Habe anstatt Holzkugeln auch schon 20 mm Wattekugeln aus dem Bastelladen getestet, aber die Wollhandkrabben haben sie mir in kürzester Zeit zerfetzt. 

Weiss noch jemand von euch Alternativen und/oder hat schon Erfahrungen mit künstlichen Boilies gemacht ?

Gibt es eventuell auch schon irgendwo professionelle Lösungen, die man irgendwo kaufen bzw. bestellen kann ??

Wäre euch sehr dankbar für eure Hilfe, Berichte, Links usw. Die Wollhandkrabben machen ein Karpfenangeln mit echten Boilies bei mir wirklich absolut unmöglich  #q  :r  #c 

Gruss
Meermike


----------



## the doctor (8. August 2005)

*AW: Künstliche Boilies gegen Wollhandkrabben*

gehen die Krabben auch auf nicht fischige Boilies?


----------



## domainmike (8. August 2005)

*AW: Künstliche Boilies gegen Wollhandkrabben*

Die Krabben gehen auf alles, was fressbar ist - und zwar in  einem nervenzerfetzendem Tempo !!!

z.B. Hartmais (sogar auf ungekochten !!), Tigernüsse, Fruchtboilies, Frolic, Mandeln, Haselnüsse, Vanilleboilies, Pistazienboilies, Nussboilies, Blutboilies, Kartoffeln, Wurst usw. Popups sind auch kein Problem für diese Quälgeister.
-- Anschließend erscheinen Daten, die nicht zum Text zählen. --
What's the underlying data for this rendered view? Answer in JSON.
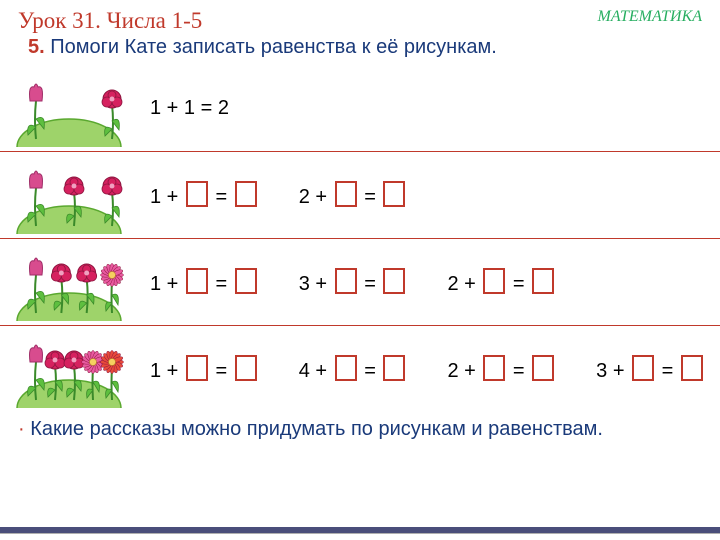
{
  "header": {
    "lesson_title": "Урок 31. Числа 1-5",
    "subject": "МАТЕМАТИКА"
  },
  "task": {
    "num": "5.",
    "text": "Помоги Кате записать равенства к её рисункам."
  },
  "colors": {
    "hill": "#9ed36a",
    "hill_stroke": "#5aa82f",
    "tulip": "#d84c8e",
    "tulip_stroke": "#a02e68",
    "rose": "#d6215f",
    "rose_stroke": "#8e1640",
    "aster_pink": "#e85aa0",
    "aster_red": "#e84a3a",
    "stem": "#3a8a2a",
    "leaf": "#5ebf3f"
  },
  "rows": [
    {
      "flowers": {
        "tulips": 1,
        "roses": 1,
        "asters_pink": 0,
        "asters_red": 0
      },
      "equations": [
        {
          "prefix": "1 + 1 = 2",
          "boxes": 0
        }
      ]
    },
    {
      "flowers": {
        "tulips": 1,
        "roses": 2,
        "asters_pink": 0,
        "asters_red": 0
      },
      "equations": [
        {
          "prefix": "1 +",
          "boxes": 2
        },
        {
          "prefix": "2 +",
          "boxes": 2
        }
      ]
    },
    {
      "flowers": {
        "tulips": 1,
        "roses": 2,
        "asters_pink": 1,
        "asters_red": 0
      },
      "equations": [
        {
          "prefix": "1 +",
          "boxes": 2
        },
        {
          "prefix": "3 +",
          "boxes": 2
        },
        {
          "prefix": "2 +",
          "boxes": 2
        }
      ]
    },
    {
      "flowers": {
        "tulips": 1,
        "roses": 2,
        "asters_pink": 1,
        "asters_red": 1
      },
      "equations": [
        {
          "prefix": "1 +",
          "boxes": 2
        },
        {
          "prefix": "4 +",
          "boxes": 2
        },
        {
          "prefix": "2 +",
          "boxes": 2
        },
        {
          "prefix": "3 +",
          "boxes": 2
        }
      ]
    }
  ],
  "footer": {
    "bullet": "·",
    "text": "Какие рассказы можно придумать по рисункам и равенствам."
  }
}
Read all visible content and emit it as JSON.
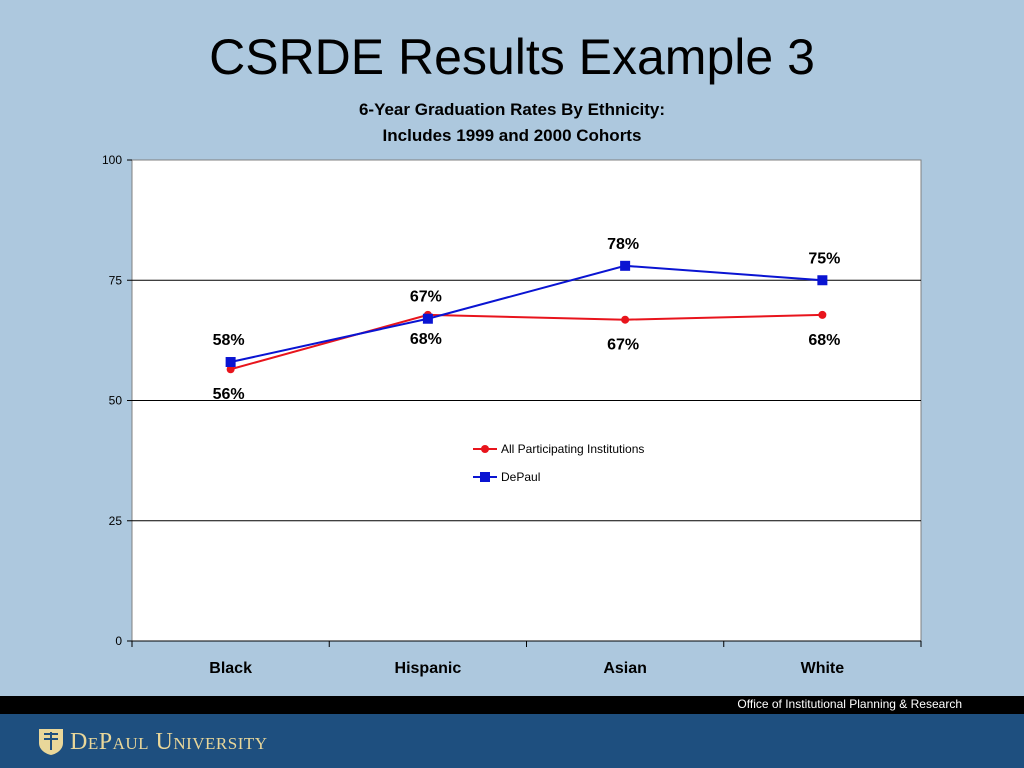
{
  "slide": {
    "title": "CSRDE Results Example 3"
  },
  "chart_data": {
    "type": "line",
    "title_line1": "6-Year Graduation Rates By Ethnicity:",
    "title_line2": "Includes 1999 and 2000 Cohorts",
    "categories": [
      "Black",
      "Hispanic",
      "Asian",
      "White"
    ],
    "ylim": [
      0,
      100
    ],
    "yticks": [
      0,
      25,
      50,
      75,
      100
    ],
    "grid": true,
    "legend_position": "center",
    "series": [
      {
        "name": "All Participating Institutions",
        "values": [
          56.5,
          67.8,
          66.8,
          67.8
        ],
        "labels": [
          "56%",
          "68%",
          "67%",
          "68%"
        ],
        "color": "#e8141c",
        "marker": "circle",
        "label_position": "below"
      },
      {
        "name": "DePaul",
        "values": [
          58,
          67,
          78,
          75
        ],
        "labels": [
          "58%",
          "67%",
          "78%",
          "75%"
        ],
        "color": "#0a14d2",
        "marker": "square",
        "label_position": "above"
      }
    ],
    "plot_background": "#ffffff"
  },
  "footer": {
    "office": "Office of Institutional Planning & Research",
    "logo_text": "DePaul University"
  }
}
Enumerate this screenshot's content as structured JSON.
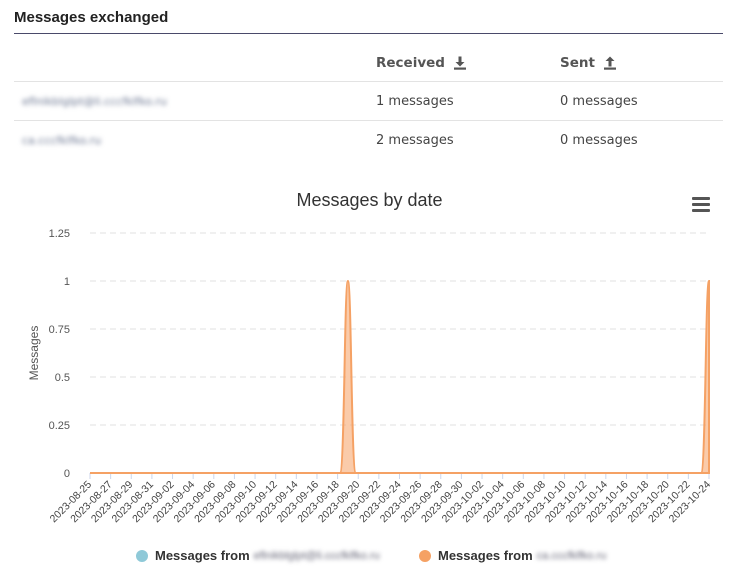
{
  "section": {
    "title": "Messages exchanged"
  },
  "table": {
    "headers": {
      "col1": "",
      "received": "Received",
      "sent": "Sent"
    },
    "rows": [
      {
        "contact": "eflnikblglpt@li.cccfklfko.ru",
        "received": "1 messages",
        "sent": "0 messages"
      },
      {
        "contact": "ca.cccfklfko.ru",
        "received": "2 messages",
        "sent": "0 messages"
      }
    ]
  },
  "chart_data": {
    "type": "area",
    "title": "Messages by date",
    "xlabel": "",
    "ylabel": "Messages",
    "ylim": [
      0,
      1.25
    ],
    "yticks": [
      "0",
      "0.25",
      "0.5",
      "0.75",
      "1",
      "1.25"
    ],
    "x": [
      "2023-08-25",
      "2023-08-27",
      "2023-08-29",
      "2023-08-31",
      "2023-09-02",
      "2023-09-04",
      "2023-09-06",
      "2023-09-08",
      "2023-09-10",
      "2023-09-12",
      "2023-09-14",
      "2023-09-16",
      "2023-09-18",
      "2023-09-20",
      "2023-09-22",
      "2023-09-24",
      "2023-09-26",
      "2023-09-28",
      "2023-09-30",
      "2023-10-02",
      "2023-10-04",
      "2023-10-06",
      "2023-10-08",
      "2023-10-10",
      "2023-10-12",
      "2023-10-14",
      "2023-10-16",
      "2023-10-18",
      "2023-10-20",
      "2023-10-22",
      "2023-10-24"
    ],
    "grid": true,
    "legend_placement": "bottom",
    "series": [
      {
        "name": "Messages from eflnikblglpt@li.cccfklfko.ru",
        "color": "#8fc9d8",
        "peaks": []
      },
      {
        "name": "Messages from ca.cccfklfko.ru",
        "color": "#f5a164",
        "peaks": [
          {
            "date": "2023-09-19",
            "value": 1
          },
          {
            "date": "2023-10-24",
            "value": 1
          }
        ]
      }
    ]
  },
  "legend": {
    "prefix": "Messages from",
    "series1_name": "eflnikblglpt@li.cccfklfko.ru",
    "series2_name": "ca.cccfklfko.ru"
  },
  "icons": {
    "received": "download-icon",
    "sent": "upload-icon",
    "menu": "hamburger-menu-icon"
  }
}
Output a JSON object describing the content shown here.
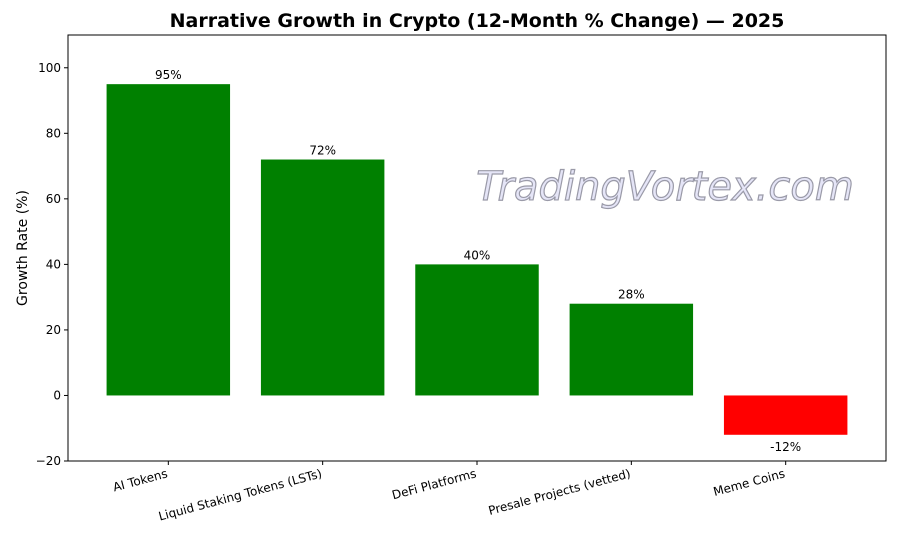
{
  "chart_data": {
    "type": "bar",
    "title": "Narrative Growth in Crypto (12-Month % Change) — 2025",
    "xlabel": "",
    "ylabel": "Growth Rate (%)",
    "categories": [
      "AI Tokens",
      "Liquid Staking Tokens (LSTs)",
      "DeFi Platforms",
      "Presale Projects (vetted)",
      "Meme Coins"
    ],
    "values": [
      95,
      72,
      40,
      28,
      -12
    ],
    "data_labels": [
      "95%",
      "72%",
      "40%",
      "28%",
      "-12%"
    ],
    "colors": [
      "#008000",
      "#008000",
      "#008000",
      "#008000",
      "#ff0000"
    ],
    "ylim": [
      -20,
      110
    ],
    "yticks": [
      -20,
      0,
      20,
      40,
      60,
      80,
      100
    ],
    "ytick_labels": [
      "−20",
      "0",
      "20",
      "40",
      "60",
      "80",
      "100"
    ],
    "grid": false,
    "xtick_rotation": 15
  },
  "watermark": "TradingVortex.com"
}
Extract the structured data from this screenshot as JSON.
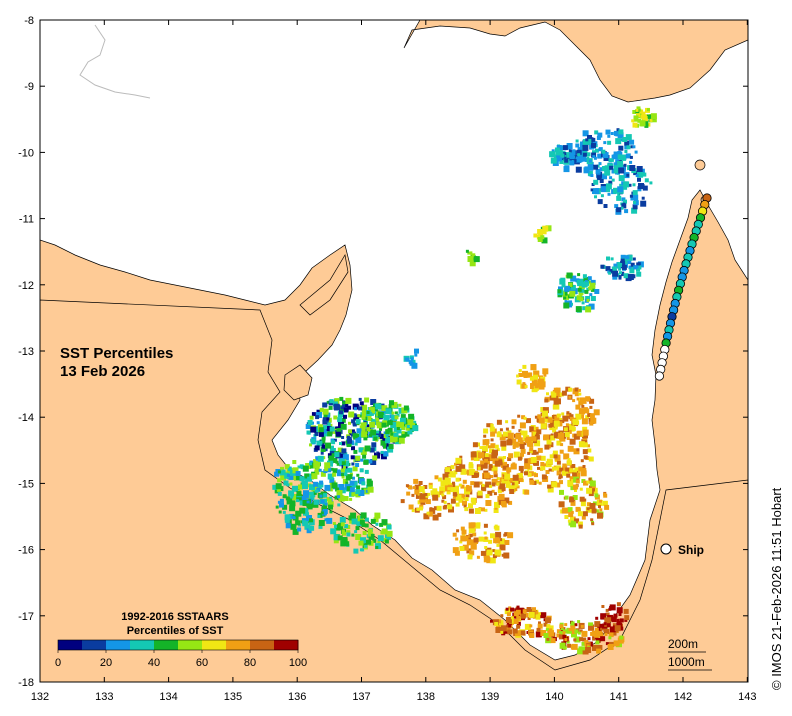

Habe sogar schon Wollhandkrabben an den Haken gehängt und siehe da, .... Sie haben sich gegenseitig ganz besonders zum Fressen gern. Unglaublich, wie schnell sie einen Artgenossen zerfetzt haben.    |uhoh: 

An monofile Schnüre beim Angeln ist auch absolut nicht zu denken !! Die Krabben schneiden jede Schnur durch, die auf dem Grund liegt; und wenn sie nicht durchgeschnitten ist, ist sie mit Sicherheit nach kürzester Zeit angenagt und beim nächsten Anhieb reisst dann die Schnur (habe in der letzten Woche schon 3 Karpfen verloren, weil die Schnur aufgrund der Beschädigungen durch die Krabben gerissen ist . Darum habe ich jetzt an alle 4 Karpfenruten 30 meter 0,50 er geflochtene Schnur als Schlagschnur vor die monofile Schnur gebunden. Da ich nur in einem ca. 6 Meter breiten Kanal angle reicht diese Länge aus um keine monofile Schnur auf dem Grund liegen zu haben. Die Boiliehaken habe ich auch aus dieser dicken geflochtenen Schnur gebunden, da normale rigs bzw. die "Haare" mit den Boilies sonst auch sofort gekappt werden. Es ist wirklich zum heulen   #q 

Also, wer kann mir noch ein paar Tips geben ? Habe jetzt wieder meine 4 Angeln mit Holzboilies draussen und bin mal gespannt, ob ich heute nacht von meinem ersten "Holzkarpfen" geweckt werde. Hat grad schon 2 mal kurz gepiept, kann aber auch sein, dass sie jetzt versuchen mit den Holzboilies Fussball zu spielen; naja, Hauptsache sie bleiben irgendwann mal hängen :q

Wie kann man Holz eigentlich dazu bringen einen Duftstoff (Dips) möglichst lange zu speichern und langsam an das Wasser abzugeben ?? Habe die Holzkugeln schon mit Teig ummantelt, aber dann kamen wieder die Krabben oder die Brassen lutschen die Kugeln ab und bleiben am Haken hängen #q


----------



## T.C (9. August 2005)

*AW: Künstliche Boilies gegen Wollhandkrabben*

Hallo,

spielverlängerung ? |supergri 

vielleicht könnte man eine kleine Bohrung machen.
Dort kannst du etwas Schaumstoff, oder den Kopf von 
einem Wattestäbchen reinmachen, welches du vorher in
deinem Boilie-Dip eingelegt hast.
Notfalls mach die Luke wieder mit einem kleinen Holzstück zu. 
Vielleicht wären füllbare Gelantinekapseln auch eine Möglichkeit,
kenne aber deren Auflösungszeit nicht und habe mir sagen lassen
das diese einen bitteren Nachgeschmack haben.


----------



## Nebelhorn (9. August 2005)

*AW: Künstliche Boilies gegen Wollhandkrabben*

Habe bisher (zum Glück) noch kaum Bekanntschaft mit Wollhandkrabben machen müssen. Daher bitte ich schon vorab um Entschuldigung, wenn meine Frage allzu naiv sein sollte. Aber wie sieht es denn aus, wenn Du die Köder auftreibend (so 30-60 cm) über Grund anbietest. Gehen die Krabben da auch drauf?


----------



## Gunni77 (9. August 2005)

*AW: Künstliche Boilies gegen Wollhandkrabben*

Hallo


Gibt es da nicht diese "Käfige"? Ich suche mal kurz....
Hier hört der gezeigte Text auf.